Se’, daccellu ca u staiu portandu eu.
Senti, daglielo, il voto, perché lo sto appoggiando io.
Uno informa il suo amico che il vero mandante della candidatura dell’altro è lui. Un’informazione opportuna, per non fare confusione. Non si può sbagliare su chi, in realtà, è il candidato, e sulla rete di famiglie e interessi che ci sono dietro.


Puru ca nun sagghimu avimu e ‘fare bella figura.
Anche se non saliamo, dobbiamo fare bella figura.
Il candidato coinvolge il suo elettore. La sua vittoria è anche quella di chi lo ha votato. Anche la sconfitta deve essere vista con ottimismo, come un bicchiere mezzo pieno. Da qui l’invito al massimo impegno: per fare comunque una bella figura.


Ti salutavi l’atra sira ma tu nommi vidisti.
Ti salutai l’altra sera, ma non mi vedesti.
Il candidato tasta il grado di considerazione del suo potenziale elettore. Ha dei dubbi se una sera il conoscente non si sia realmente accorto di lui. O si sia trattato solo di una svista. Passa anche da qui la richiesta del voto.

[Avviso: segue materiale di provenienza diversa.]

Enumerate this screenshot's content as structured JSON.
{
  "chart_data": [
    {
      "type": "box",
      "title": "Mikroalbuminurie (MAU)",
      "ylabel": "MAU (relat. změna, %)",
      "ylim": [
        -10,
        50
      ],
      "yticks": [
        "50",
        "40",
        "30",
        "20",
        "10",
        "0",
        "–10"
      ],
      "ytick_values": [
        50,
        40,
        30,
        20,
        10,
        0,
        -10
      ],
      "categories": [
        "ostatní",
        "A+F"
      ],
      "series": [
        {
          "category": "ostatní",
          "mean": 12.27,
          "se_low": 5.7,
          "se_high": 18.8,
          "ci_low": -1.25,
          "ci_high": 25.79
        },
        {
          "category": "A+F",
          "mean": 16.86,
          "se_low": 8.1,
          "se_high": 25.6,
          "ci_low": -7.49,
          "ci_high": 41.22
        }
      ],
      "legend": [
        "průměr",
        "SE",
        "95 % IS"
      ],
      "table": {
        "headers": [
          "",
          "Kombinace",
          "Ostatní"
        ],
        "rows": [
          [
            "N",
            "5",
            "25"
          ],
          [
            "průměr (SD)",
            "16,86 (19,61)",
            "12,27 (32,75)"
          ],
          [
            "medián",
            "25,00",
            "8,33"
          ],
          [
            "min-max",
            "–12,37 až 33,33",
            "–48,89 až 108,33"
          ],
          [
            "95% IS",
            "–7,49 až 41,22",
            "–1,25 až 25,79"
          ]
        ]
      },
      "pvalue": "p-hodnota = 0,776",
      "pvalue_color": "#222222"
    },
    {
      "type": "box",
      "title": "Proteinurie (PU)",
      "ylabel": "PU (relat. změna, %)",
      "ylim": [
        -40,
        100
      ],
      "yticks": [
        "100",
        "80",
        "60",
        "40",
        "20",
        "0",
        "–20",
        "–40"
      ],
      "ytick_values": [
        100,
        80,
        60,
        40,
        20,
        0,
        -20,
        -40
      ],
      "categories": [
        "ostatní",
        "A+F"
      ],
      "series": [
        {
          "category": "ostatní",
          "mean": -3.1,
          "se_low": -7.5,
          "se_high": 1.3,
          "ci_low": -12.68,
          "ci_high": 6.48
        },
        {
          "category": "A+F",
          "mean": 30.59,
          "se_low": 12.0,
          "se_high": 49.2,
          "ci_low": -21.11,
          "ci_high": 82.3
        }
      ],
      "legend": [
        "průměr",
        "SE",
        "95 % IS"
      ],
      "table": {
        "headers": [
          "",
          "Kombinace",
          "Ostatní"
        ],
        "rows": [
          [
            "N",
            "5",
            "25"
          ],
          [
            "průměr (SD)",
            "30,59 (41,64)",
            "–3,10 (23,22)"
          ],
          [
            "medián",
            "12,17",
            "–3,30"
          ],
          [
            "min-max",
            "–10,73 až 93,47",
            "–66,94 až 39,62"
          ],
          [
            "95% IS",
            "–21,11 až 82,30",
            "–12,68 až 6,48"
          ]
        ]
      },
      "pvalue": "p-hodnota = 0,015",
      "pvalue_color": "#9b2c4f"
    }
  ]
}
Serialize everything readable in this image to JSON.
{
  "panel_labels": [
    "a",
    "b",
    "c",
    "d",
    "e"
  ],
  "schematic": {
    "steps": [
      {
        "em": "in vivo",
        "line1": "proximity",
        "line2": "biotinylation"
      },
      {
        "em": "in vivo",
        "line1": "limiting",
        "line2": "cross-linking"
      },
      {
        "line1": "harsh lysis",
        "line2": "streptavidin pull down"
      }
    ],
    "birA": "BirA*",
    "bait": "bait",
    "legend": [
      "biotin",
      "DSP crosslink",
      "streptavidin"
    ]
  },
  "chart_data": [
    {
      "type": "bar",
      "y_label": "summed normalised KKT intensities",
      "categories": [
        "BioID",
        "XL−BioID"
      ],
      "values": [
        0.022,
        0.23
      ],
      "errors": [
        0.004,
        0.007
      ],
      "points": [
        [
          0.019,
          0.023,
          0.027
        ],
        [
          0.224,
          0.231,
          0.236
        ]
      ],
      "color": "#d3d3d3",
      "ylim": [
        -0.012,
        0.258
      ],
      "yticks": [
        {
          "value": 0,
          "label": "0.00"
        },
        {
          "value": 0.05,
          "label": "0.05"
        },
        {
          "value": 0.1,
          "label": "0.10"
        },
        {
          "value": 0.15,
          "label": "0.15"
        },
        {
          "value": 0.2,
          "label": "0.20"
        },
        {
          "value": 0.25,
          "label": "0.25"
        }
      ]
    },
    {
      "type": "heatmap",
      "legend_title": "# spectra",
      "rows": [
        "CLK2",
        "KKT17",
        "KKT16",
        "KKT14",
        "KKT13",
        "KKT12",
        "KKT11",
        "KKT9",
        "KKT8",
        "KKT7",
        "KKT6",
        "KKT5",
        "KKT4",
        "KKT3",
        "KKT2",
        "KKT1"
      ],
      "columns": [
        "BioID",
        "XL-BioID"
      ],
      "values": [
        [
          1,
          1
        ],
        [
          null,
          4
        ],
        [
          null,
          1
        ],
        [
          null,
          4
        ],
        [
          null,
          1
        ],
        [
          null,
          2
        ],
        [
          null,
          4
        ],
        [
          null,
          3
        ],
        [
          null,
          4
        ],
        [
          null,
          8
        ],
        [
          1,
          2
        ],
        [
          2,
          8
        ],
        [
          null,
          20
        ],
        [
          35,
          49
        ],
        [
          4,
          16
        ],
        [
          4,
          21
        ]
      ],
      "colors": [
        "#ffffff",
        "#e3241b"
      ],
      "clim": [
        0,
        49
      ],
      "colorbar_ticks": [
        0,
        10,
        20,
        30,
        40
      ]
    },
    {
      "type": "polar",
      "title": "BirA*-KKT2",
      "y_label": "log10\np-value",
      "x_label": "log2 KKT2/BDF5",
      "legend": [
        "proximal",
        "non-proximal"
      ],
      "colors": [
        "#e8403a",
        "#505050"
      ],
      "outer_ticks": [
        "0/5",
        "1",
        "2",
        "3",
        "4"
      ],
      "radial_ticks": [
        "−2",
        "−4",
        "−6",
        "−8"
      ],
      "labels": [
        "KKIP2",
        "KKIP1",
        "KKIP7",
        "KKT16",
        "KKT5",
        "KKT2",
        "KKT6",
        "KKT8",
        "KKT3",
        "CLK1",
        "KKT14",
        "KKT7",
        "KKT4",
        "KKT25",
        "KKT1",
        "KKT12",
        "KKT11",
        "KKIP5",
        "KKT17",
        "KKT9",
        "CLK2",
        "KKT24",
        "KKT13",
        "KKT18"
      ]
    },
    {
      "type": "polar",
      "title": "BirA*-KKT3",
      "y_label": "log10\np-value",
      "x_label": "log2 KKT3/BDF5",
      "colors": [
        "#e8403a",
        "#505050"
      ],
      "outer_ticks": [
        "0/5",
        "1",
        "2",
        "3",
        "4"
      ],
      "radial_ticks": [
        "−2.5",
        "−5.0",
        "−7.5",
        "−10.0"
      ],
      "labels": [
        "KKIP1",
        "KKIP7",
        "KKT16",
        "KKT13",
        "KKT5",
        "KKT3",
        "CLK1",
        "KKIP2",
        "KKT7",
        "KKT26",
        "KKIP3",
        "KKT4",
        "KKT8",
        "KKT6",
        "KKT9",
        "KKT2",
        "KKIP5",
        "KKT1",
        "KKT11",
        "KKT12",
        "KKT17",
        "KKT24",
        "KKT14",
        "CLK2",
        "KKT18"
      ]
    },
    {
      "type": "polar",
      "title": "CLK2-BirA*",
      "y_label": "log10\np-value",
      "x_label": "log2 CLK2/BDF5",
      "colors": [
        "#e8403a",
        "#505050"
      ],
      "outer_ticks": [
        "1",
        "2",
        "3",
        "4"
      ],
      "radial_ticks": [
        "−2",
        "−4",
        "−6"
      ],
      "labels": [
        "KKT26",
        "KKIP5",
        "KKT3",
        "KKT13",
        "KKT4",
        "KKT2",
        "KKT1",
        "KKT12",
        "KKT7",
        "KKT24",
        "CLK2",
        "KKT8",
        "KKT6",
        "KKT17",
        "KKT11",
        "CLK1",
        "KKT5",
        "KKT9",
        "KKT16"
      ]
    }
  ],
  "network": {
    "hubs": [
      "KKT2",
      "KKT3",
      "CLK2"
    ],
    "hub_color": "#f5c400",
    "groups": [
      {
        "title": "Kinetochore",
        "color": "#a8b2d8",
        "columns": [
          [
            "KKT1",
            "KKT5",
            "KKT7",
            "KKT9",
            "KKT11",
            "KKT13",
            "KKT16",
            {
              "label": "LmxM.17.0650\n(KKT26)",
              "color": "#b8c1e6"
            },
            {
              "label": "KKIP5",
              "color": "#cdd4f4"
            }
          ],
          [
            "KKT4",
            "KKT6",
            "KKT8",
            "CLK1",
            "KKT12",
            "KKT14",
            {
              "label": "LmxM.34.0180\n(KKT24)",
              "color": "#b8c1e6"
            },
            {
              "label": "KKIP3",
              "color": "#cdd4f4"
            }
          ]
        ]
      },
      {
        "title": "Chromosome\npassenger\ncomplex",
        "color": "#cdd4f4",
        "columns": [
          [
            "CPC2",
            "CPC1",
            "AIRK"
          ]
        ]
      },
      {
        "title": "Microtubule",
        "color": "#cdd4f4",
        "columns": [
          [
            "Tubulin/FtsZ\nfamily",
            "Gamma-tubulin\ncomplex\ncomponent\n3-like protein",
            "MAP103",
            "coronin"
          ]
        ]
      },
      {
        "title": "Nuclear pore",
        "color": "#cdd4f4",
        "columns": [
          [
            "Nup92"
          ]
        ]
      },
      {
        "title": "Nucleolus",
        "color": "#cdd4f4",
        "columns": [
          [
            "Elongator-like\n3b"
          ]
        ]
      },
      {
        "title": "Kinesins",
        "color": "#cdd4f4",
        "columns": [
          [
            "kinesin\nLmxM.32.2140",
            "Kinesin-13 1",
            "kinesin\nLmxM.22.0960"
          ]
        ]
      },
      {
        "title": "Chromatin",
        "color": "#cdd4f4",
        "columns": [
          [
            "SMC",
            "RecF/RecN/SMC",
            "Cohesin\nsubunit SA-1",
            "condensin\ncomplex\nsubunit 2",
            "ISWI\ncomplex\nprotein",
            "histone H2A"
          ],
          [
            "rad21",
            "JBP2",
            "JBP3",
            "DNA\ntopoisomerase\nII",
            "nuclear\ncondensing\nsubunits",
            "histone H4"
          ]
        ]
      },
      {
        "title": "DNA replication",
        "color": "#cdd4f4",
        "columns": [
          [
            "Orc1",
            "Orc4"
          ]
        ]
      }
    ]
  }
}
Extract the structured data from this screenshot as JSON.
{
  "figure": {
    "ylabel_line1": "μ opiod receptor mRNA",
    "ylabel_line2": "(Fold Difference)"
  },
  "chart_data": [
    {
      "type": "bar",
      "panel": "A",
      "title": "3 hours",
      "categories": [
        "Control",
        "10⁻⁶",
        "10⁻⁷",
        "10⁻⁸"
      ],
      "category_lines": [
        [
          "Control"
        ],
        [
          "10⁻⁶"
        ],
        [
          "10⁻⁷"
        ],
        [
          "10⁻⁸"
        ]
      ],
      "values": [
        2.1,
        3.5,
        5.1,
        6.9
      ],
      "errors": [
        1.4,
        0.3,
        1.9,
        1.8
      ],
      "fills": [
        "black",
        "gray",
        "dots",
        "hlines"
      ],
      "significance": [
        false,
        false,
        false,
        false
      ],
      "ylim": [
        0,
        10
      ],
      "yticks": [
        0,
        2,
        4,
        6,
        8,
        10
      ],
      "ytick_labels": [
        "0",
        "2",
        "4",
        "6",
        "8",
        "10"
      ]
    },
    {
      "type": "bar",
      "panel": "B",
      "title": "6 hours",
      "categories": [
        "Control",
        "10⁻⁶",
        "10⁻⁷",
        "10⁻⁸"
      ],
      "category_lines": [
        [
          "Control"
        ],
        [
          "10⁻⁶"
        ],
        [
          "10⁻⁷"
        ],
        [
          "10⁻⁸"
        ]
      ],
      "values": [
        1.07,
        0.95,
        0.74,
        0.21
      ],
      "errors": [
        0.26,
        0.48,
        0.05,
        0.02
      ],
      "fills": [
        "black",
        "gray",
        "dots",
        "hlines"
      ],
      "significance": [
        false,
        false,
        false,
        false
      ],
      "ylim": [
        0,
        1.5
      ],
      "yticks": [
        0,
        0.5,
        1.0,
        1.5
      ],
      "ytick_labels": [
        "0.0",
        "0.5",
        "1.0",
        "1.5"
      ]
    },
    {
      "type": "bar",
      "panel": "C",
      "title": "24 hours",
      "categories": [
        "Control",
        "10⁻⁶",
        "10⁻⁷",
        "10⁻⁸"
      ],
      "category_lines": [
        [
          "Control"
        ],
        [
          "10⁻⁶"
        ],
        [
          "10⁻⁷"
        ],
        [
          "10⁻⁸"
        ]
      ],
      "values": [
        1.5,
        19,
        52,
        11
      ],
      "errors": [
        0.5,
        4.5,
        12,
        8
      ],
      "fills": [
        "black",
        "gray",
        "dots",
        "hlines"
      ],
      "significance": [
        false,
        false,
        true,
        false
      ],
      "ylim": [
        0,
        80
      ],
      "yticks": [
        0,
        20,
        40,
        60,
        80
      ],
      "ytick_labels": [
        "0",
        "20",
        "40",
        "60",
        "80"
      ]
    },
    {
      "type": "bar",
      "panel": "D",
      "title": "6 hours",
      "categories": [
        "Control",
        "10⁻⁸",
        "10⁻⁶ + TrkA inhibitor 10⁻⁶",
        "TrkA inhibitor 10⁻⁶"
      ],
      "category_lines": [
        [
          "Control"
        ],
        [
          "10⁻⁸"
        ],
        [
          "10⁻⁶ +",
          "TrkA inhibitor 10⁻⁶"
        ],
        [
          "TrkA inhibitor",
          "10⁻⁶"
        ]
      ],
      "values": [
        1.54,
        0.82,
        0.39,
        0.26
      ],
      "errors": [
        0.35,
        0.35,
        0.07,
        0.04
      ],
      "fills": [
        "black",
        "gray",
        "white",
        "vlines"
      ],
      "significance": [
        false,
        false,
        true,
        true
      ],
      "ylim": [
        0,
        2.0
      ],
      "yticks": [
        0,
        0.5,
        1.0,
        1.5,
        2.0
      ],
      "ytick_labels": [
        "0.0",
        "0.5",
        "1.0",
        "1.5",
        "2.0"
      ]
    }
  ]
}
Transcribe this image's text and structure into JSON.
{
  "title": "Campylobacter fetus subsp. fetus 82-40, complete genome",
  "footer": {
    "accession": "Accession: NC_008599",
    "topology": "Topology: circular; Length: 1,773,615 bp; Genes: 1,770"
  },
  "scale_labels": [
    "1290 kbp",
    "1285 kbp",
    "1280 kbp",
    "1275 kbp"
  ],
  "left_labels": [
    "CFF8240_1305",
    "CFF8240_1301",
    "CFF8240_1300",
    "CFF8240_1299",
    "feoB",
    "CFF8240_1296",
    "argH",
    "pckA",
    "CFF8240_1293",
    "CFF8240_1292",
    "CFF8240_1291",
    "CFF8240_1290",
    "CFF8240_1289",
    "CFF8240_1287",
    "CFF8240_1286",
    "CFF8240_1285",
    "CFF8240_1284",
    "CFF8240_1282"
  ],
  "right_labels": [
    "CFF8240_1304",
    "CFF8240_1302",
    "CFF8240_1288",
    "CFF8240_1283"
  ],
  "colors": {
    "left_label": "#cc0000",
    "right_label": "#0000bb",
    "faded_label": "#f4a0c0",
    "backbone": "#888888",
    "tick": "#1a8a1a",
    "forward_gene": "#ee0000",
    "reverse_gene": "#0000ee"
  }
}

Se’, ma tu misaru chiddu palu e lucia a chiddu morzu e strata?
Senti, quel palo di luce te lo hanno messo sotto casa tua?
Il candidato è un uomo per tutte le stagioni. A lui si può chiedere di tutto. Anzi, è lui stesso che si prodiga, si interessa per i problemi degli altri. Il palo della luce che non funziona sotto casa propria è un classico dell'inefficienza amministrativa. Il candidato fa al caso suo.